Di sini, kamu tidak bisa datang ke sana hanya ingin tambal saja, atau cabut aja, atau scalling saja. Semua permasalahan gigi kamu harus diperbaiki dan dituntaskan sampai dalam kondisi sehat karena Rumah Sakit UI itu mementingkan kesehatan Gigi dan Mulut pasiennya.
Di sini, kamu tidak bisa datang ke sana hanya ingin tambal saja, atau cabut aja, atau scalling saja.
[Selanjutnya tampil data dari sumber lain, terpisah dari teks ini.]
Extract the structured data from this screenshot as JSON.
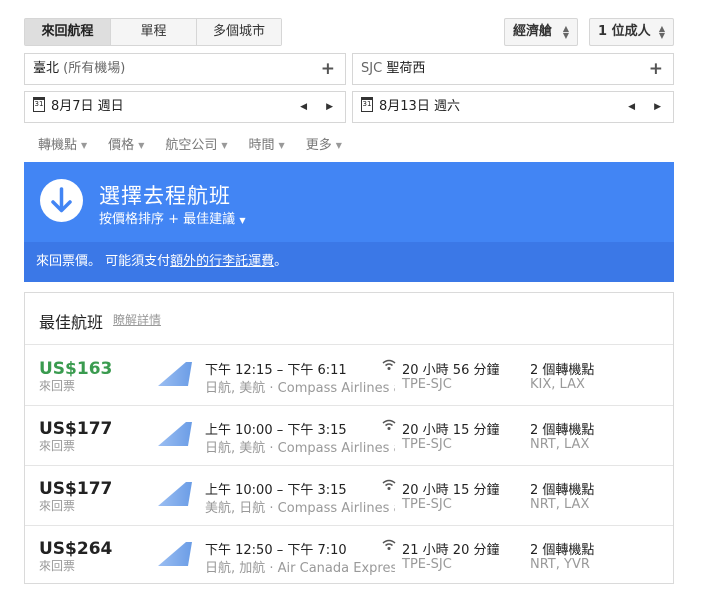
{
  "trip_tabs": [
    "來回航程",
    "單程",
    "多個城市"
  ],
  "cabin": "經濟艙",
  "passengers": "1 位成人",
  "origin": {
    "name": "臺北",
    "detail": "(所有機場)"
  },
  "destination": {
    "code": "SJC",
    "name": "聖荷西"
  },
  "depart_date": "8月7日 週日",
  "return_date": "8月13日 週六",
  "filters": [
    "轉機點",
    "價格",
    "航空公司",
    "時間",
    "更多"
  ],
  "banner": {
    "title": "選擇去程航班",
    "sort": "按價格排序 + 最佳建議",
    "note_prefix": "來回票價。 可能須支付",
    "note_link": "額外的行李託運費",
    "note_suffix": "。"
  },
  "results": {
    "heading": "最佳航班",
    "details_link": "瞭解詳情",
    "flights": [
      {
        "price": "US$163",
        "type": "來回票",
        "time": "下午 12:15 – 下午 6:11",
        "airline": "日航, 美航 · Compass Airlines as",
        "duration": "20 小時 56 分鐘",
        "route": "TPE-SJC",
        "stops": "2 個轉機點",
        "airports": "KIX, LAX"
      },
      {
        "price": "US$177",
        "type": "來回票",
        "time": "上午 10:00 – 下午 3:15",
        "airline": "日航, 美航 · Compass Airlines as",
        "duration": "20 小時 15 分鐘",
        "route": "TPE-SJC",
        "stops": "2 個轉機點",
        "airports": "NRT, LAX"
      },
      {
        "price": "US$177",
        "type": "來回票",
        "time": "上午 10:00 – 下午 3:15",
        "airline": "美航, 日航 · Compass Airlines as",
        "duration": "20 小時 15 分鐘",
        "route": "TPE-SJC",
        "stops": "2 個轉機點",
        "airports": "NRT, LAX"
      },
      {
        "price": "US$264",
        "type": "來回票",
        "time": "下午 12:50 – 下午 7:10",
        "airline": "日航, 加航 · Air Canada Express",
        "duration": "21 小時 20 分鐘",
        "route": "TPE-SJC",
        "stops": "2 個轉機點",
        "airports": "NRT, YVR"
      }
    ]
  },
  "colors": {
    "banner": "#4285f4",
    "banner_dark": "#3b78e7",
    "best_price": "#3a9b4f"
  },
  "icons": [
    "calendar-icon",
    "arrow-down-icon",
    "wifi-icon",
    "airline-logo-icon"
  ]
}
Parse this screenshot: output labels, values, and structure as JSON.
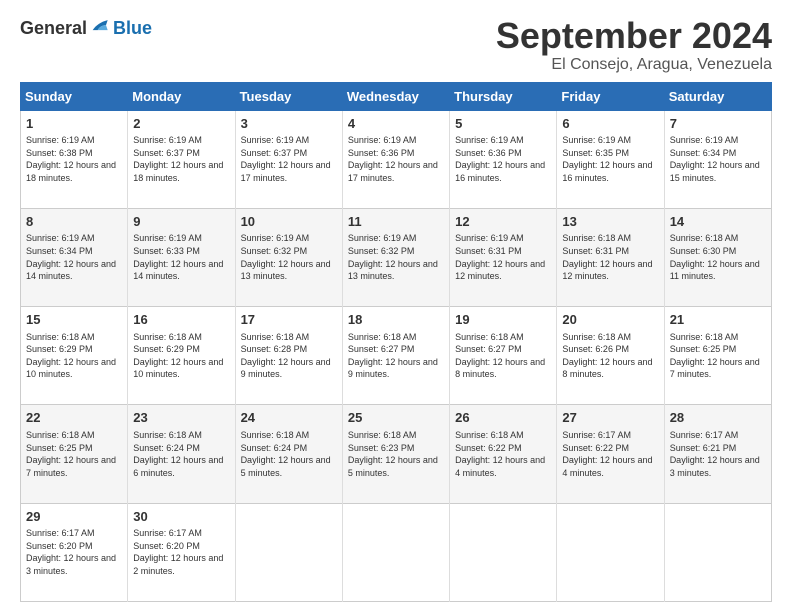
{
  "logo": {
    "general": "General",
    "blue": "Blue"
  },
  "header": {
    "month": "September 2024",
    "location": "El Consejo, Aragua, Venezuela"
  },
  "days": [
    "Sunday",
    "Monday",
    "Tuesday",
    "Wednesday",
    "Thursday",
    "Friday",
    "Saturday"
  ],
  "weeks": [
    [
      {
        "day": 1,
        "sunrise": "6:19 AM",
        "sunset": "6:38 PM",
        "daylight": "12 hours and 18 minutes."
      },
      {
        "day": 2,
        "sunrise": "6:19 AM",
        "sunset": "6:37 PM",
        "daylight": "12 hours and 18 minutes."
      },
      {
        "day": 3,
        "sunrise": "6:19 AM",
        "sunset": "6:37 PM",
        "daylight": "12 hours and 17 minutes."
      },
      {
        "day": 4,
        "sunrise": "6:19 AM",
        "sunset": "6:36 PM",
        "daylight": "12 hours and 17 minutes."
      },
      {
        "day": 5,
        "sunrise": "6:19 AM",
        "sunset": "6:36 PM",
        "daylight": "12 hours and 16 minutes."
      },
      {
        "day": 6,
        "sunrise": "6:19 AM",
        "sunset": "6:35 PM",
        "daylight": "12 hours and 16 minutes."
      },
      {
        "day": 7,
        "sunrise": "6:19 AM",
        "sunset": "6:34 PM",
        "daylight": "12 hours and 15 minutes."
      }
    ],
    [
      {
        "day": 8,
        "sunrise": "6:19 AM",
        "sunset": "6:34 PM",
        "daylight": "12 hours and 14 minutes."
      },
      {
        "day": 9,
        "sunrise": "6:19 AM",
        "sunset": "6:33 PM",
        "daylight": "12 hours and 14 minutes."
      },
      {
        "day": 10,
        "sunrise": "6:19 AM",
        "sunset": "6:32 PM",
        "daylight": "12 hours and 13 minutes."
      },
      {
        "day": 11,
        "sunrise": "6:19 AM",
        "sunset": "6:32 PM",
        "daylight": "12 hours and 13 minutes."
      },
      {
        "day": 12,
        "sunrise": "6:19 AM",
        "sunset": "6:31 PM",
        "daylight": "12 hours and 12 minutes."
      },
      {
        "day": 13,
        "sunrise": "6:18 AM",
        "sunset": "6:31 PM",
        "daylight": "12 hours and 12 minutes."
      },
      {
        "day": 14,
        "sunrise": "6:18 AM",
        "sunset": "6:30 PM",
        "daylight": "12 hours and 11 minutes."
      }
    ],
    [
      {
        "day": 15,
        "sunrise": "6:18 AM",
        "sunset": "6:29 PM",
        "daylight": "12 hours and 10 minutes."
      },
      {
        "day": 16,
        "sunrise": "6:18 AM",
        "sunset": "6:29 PM",
        "daylight": "12 hours and 10 minutes."
      },
      {
        "day": 17,
        "sunrise": "6:18 AM",
        "sunset": "6:28 PM",
        "daylight": "12 hours and 9 minutes."
      },
      {
        "day": 18,
        "sunrise": "6:18 AM",
        "sunset": "6:27 PM",
        "daylight": "12 hours and 9 minutes."
      },
      {
        "day": 19,
        "sunrise": "6:18 AM",
        "sunset": "6:27 PM",
        "daylight": "12 hours and 8 minutes."
      },
      {
        "day": 20,
        "sunrise": "6:18 AM",
        "sunset": "6:26 PM",
        "daylight": "12 hours and 8 minutes."
      },
      {
        "day": 21,
        "sunrise": "6:18 AM",
        "sunset": "6:25 PM",
        "daylight": "12 hours and 7 minutes."
      }
    ],
    [
      {
        "day": 22,
        "sunrise": "6:18 AM",
        "sunset": "6:25 PM",
        "daylight": "12 hours and 7 minutes."
      },
      {
        "day": 23,
        "sunrise": "6:18 AM",
        "sunset": "6:24 PM",
        "daylight": "12 hours and 6 minutes."
      },
      {
        "day": 24,
        "sunrise": "6:18 AM",
        "sunset": "6:24 PM",
        "daylight": "12 hours and 5 minutes."
      },
      {
        "day": 25,
        "sunrise": "6:18 AM",
        "sunset": "6:23 PM",
        "daylight": "12 hours and 5 minutes."
      },
      {
        "day": 26,
        "sunrise": "6:18 AM",
        "sunset": "6:22 PM",
        "daylight": "12 hours and 4 minutes."
      },
      {
        "day": 27,
        "sunrise": "6:17 AM",
        "sunset": "6:22 PM",
        "daylight": "12 hours and 4 minutes."
      },
      {
        "day": 28,
        "sunrise": "6:17 AM",
        "sunset": "6:21 PM",
        "daylight": "12 hours and 3 minutes."
      }
    ],
    [
      {
        "day": 29,
        "sunrise": "6:17 AM",
        "sunset": "6:20 PM",
        "daylight": "12 hours and 3 minutes."
      },
      {
        "day": 30,
        "sunrise": "6:17 AM",
        "sunset": "6:20 PM",
        "daylight": "12 hours and 2 minutes."
      },
      null,
      null,
      null,
      null,
      null
    ]
  ]
}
Semua permasalahan gigi kamu harus diperbaiki dan dituntaskan sampai dalam kondisi sehat karena Rumah Sakit UI itu mementingkan kesehatan Gigi dan Mulut pasiennya.
Setelah selesai, saya pamit sama mbaknya. Kata mbaknya nanti dia akan mengontak saya untuk janjian di minggu berikutnya. Saya sempat bertanya untuk biaya tambal permanen hanya 40 ribu. Harga paling murah sejagat raya, LOL.
Saya juga mengorek tentang biaya pasang behel karena saya ada keinginan untuk menggunakan behel untuk merapikan gigi saya. Untuk biaya pasang behel di dokter mahasiswa yang mengambil spesialis Orthodontis di UI kisaran 6 – 8 juta. Harga segitu sudah yang paling murah juga seharusnya. Kenapa? Karena dokternya ini memberikan pelayanan free. Kita hanya membayar behelnya saja. Dokter gigi spesialis ini rela tidak dibayar karena mereka harus menangani minimal 20 pasien sampai tuntas hingga lulus sebagai dokter gigi ahli orthodontis.
Dan yang jadi pertanyaan saya sekarang adalah banyak beredar pemasangan behel yang murah di bawah 5 juta. Untuk ukuran UI yang dokternya rela tidak dibayar saja harganya minimal 6 juta lho. Kok bisa dokter gigi yang menghabiskan waktu 2-5 tahun untuk mendapatkan gelar Orthodontis mau dibayar dengan harga standar begitu. Biaya dia kuliah saja berapa. Belum lagi peralatannya. Dokter Spesialis Ortho pasti tidak akan menggunakan behel murahan karena itu mempertaruhkan nama baik dia juga.
Saran saya untuk teman-teman yang mau pasang behel, sebaiknya cari tahu dulu tentang dokter ortho kalian. Jangan sampai ada kejadian seperti temen saya yang pasang behel sampai 3x gara-gara giginya kembali berantakan setelah dua tahun lepas behel. Itu karena dia asal-asalan pilih dokter yang penting murah.